Preventive Effect of Betaine Against Cognitive Impairments in Amyloid β Peptide-Injected Mice Through Sirtuin1 in Hippocampus

In the pathophysiology of Alzheimer's disease, the deposition of amyloid beta peptide (A beta) is associated with oxidative stress, leading to cognitive impairment and neurodegeneration. We have already reported that betaine (glycine betaine), an osmolyte and methyl donor in cells, prevents the development of cognitive impairment in mice with intracerebroventricular injection of A beta(25-35), an active fragment of A beta, associated with oxidative stress in the hippocampus, but molecular mechanisms of betaine remain to be determined. Here, to investigate a key molecule underlying the preventive effect of betaine against cognitive impairments in A beta(25-35)-injected mice, cognitive tests and qPCR assays were performed in A beta(25-35)-injected mice with continuous betaine intake, in which intake was started a day before A beta(25-35) injection, and then continued for 8 days. The A beta(25-35) injection impaired short-term and object recognition memories in the Y-maze and object recognition tests, respectively.

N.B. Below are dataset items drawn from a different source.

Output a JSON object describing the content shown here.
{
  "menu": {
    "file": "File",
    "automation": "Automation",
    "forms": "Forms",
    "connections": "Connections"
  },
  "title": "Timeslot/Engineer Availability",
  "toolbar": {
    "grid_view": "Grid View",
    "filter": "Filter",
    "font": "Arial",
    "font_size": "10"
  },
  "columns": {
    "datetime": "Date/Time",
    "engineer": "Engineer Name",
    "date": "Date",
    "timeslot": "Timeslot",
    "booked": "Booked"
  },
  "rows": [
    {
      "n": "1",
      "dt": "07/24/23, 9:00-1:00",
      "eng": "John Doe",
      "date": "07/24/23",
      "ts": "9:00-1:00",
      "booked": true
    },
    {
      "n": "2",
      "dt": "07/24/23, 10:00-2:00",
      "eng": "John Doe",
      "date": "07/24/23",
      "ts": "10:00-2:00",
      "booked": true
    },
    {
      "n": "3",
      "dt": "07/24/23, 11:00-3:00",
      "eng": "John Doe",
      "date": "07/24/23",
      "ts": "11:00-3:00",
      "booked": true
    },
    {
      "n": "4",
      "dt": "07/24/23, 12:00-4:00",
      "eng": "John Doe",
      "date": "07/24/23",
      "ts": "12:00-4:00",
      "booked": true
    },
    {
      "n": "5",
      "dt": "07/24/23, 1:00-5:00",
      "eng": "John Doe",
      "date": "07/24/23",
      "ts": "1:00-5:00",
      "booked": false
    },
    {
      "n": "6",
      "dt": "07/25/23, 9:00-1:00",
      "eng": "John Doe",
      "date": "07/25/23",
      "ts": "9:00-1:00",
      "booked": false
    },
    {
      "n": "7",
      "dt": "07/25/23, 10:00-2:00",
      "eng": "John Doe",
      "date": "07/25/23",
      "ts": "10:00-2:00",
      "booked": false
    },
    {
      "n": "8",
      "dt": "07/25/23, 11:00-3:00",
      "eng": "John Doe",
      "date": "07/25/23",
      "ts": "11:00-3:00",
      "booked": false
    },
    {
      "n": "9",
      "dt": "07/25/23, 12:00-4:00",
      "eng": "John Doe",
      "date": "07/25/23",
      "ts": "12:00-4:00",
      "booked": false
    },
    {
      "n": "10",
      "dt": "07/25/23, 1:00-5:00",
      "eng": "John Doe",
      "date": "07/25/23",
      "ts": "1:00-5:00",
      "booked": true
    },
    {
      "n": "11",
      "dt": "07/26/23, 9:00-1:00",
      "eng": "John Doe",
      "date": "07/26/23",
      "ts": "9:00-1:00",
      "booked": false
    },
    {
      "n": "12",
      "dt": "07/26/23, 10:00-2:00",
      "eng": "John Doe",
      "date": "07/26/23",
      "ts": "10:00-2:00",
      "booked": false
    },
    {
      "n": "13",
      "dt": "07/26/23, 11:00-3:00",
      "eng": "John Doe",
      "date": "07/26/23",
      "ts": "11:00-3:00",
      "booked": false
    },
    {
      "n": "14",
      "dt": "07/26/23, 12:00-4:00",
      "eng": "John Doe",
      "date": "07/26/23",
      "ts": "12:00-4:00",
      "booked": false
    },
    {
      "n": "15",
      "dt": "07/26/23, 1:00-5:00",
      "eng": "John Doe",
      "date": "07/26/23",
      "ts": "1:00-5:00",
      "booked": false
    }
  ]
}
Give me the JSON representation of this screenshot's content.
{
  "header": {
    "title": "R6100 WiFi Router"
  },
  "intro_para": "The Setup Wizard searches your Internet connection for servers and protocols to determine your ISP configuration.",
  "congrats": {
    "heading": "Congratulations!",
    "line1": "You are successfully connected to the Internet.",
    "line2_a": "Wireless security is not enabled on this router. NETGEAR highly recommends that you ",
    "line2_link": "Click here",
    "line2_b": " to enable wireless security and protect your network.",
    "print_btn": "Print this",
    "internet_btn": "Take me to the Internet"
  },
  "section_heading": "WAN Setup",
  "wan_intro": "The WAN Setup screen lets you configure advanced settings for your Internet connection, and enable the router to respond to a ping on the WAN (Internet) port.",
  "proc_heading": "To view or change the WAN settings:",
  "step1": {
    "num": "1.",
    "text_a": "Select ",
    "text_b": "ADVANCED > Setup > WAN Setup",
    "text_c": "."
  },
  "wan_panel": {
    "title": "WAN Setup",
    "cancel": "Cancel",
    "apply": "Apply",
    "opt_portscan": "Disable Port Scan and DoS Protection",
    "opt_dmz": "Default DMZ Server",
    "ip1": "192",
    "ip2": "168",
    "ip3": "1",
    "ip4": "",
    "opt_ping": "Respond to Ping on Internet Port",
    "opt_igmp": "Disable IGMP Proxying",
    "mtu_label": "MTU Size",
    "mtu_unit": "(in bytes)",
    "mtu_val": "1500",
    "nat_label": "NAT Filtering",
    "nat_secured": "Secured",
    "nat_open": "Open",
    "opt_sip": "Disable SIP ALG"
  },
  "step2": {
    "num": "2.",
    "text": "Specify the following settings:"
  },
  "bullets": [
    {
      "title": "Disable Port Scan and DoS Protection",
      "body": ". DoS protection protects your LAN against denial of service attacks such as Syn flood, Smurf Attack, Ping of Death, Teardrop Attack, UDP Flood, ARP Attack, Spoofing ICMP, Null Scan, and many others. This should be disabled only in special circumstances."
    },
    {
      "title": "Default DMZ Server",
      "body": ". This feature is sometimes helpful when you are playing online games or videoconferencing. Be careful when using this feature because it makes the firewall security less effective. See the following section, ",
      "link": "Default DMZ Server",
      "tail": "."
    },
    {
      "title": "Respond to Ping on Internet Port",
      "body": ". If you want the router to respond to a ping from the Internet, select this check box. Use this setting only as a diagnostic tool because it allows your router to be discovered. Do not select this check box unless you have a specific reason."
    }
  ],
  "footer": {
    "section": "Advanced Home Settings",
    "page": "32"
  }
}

PCR assays revealed the down-regulation of Sirtuin1 (SIRT1), a NAD(+)-dependent deacetylase that mediates metabolic responses, in the hippocampus of A beta(25-35)-injected mice, whereas betaine intake prevented memory deficits as well as the decrease of hippocampal SIRT1 expression in A beta(25-35)-injected mice. Further, sirtinol, an inhibitor of the Sirtuin family, blocked the preventive effect of betaine against memory deficits. On the other hand, resveratrol, the potent compound that activates SIRT1, also prevented memory impairments in A beta(25-35)-injected mice, suggesting that SIRT1 plays a causative role in the preventive effect of betaine against memory deficits caused by A beta exposure.

Automated summary

This study found that betaine can prevent memory impairments caused by Aβ deposition and its mechanism of action involves activating the SIRT1 molecule. These findings provide new insight for the treatment of Alzheimer's disease.